Шрифт:
Улымская улица была пустынна и тиха, пыль на дороге лежала шелковая и нежная на взгляд.
Солнце уже скатывалось на зареченский запад, было слышно, как позванивают боталами коровы…
«Надо, надо прогуляться, – подумала Рая, улыбаясь самой себе. – Выйду на берег, посижу, подумаю…» Улыма она еще как следует не видела – все бегом да рысью, и было любопытно, что ждет ее на длинной улице, какова деревня, в которой родился и вырос отец.
Сорока заверещала, затрясла хвостом и улетела, кренясь почему-то на бок, словно на улице был ветер, хотя в палисаднике листья на черемухах висели мертво, такие же серые от пыли, как воробьиные перья… «На берег не пойду, – подумала Рая решительно. – Лучше посмотрю, что делается в клубе…» После этого она поднялась с табуретки, взяла с этажерки томик Чехова и развернула книгу на рассказе «Ванька» – сразу стало жарко щекам и под тельняшкой сильно застучало сердце.

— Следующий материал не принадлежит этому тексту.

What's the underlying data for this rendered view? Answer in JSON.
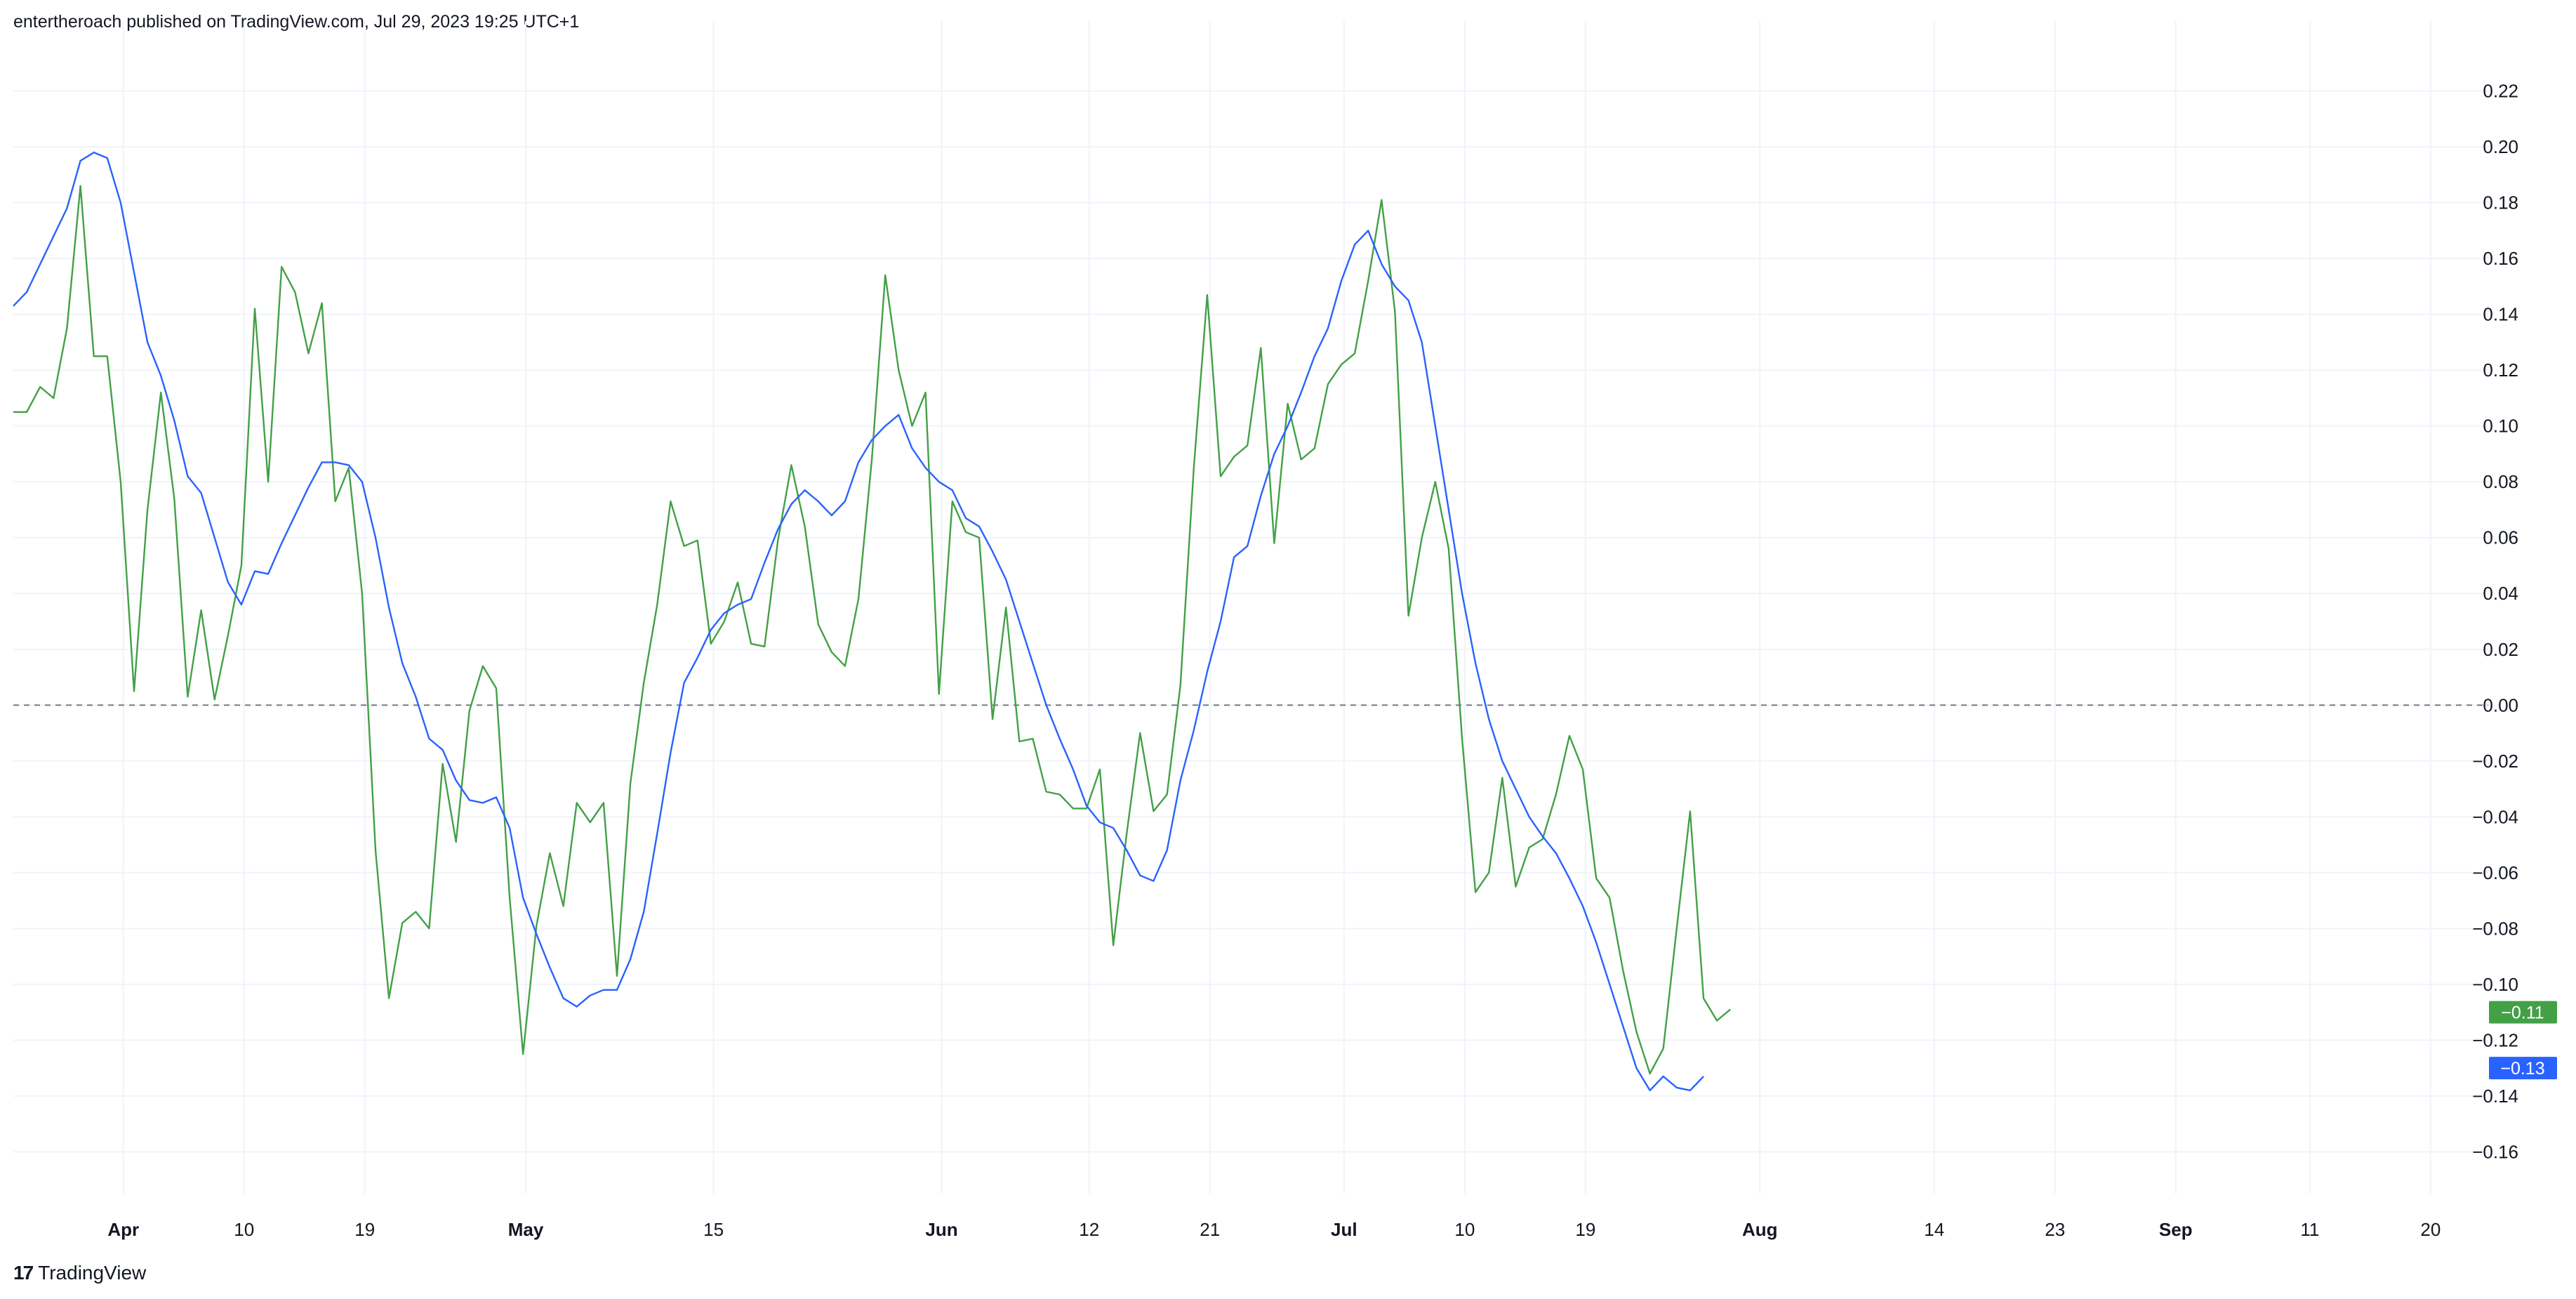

– «Ванька Жуков, девятилетний мальчик, отданный три месяца тому назад в учение к сапожнику Аляхину…» – басом прочла Рая и откинула назад прядь волос со лба точно так, как это делал герой фильма «Учитель»…
После этого девушка громко рассмеялась, бросила книгу на гору подушек – одна одной меньше, закружившись, надула юбку колоколом и, когда коленям стало холодно, сама себе погрозила пальцем: «Легкомысленна ты, Райка, на удивление. Я в твоем возрасте ротой командовал!»
Разгладив юбку, девушка чинным шагом вышла из дому.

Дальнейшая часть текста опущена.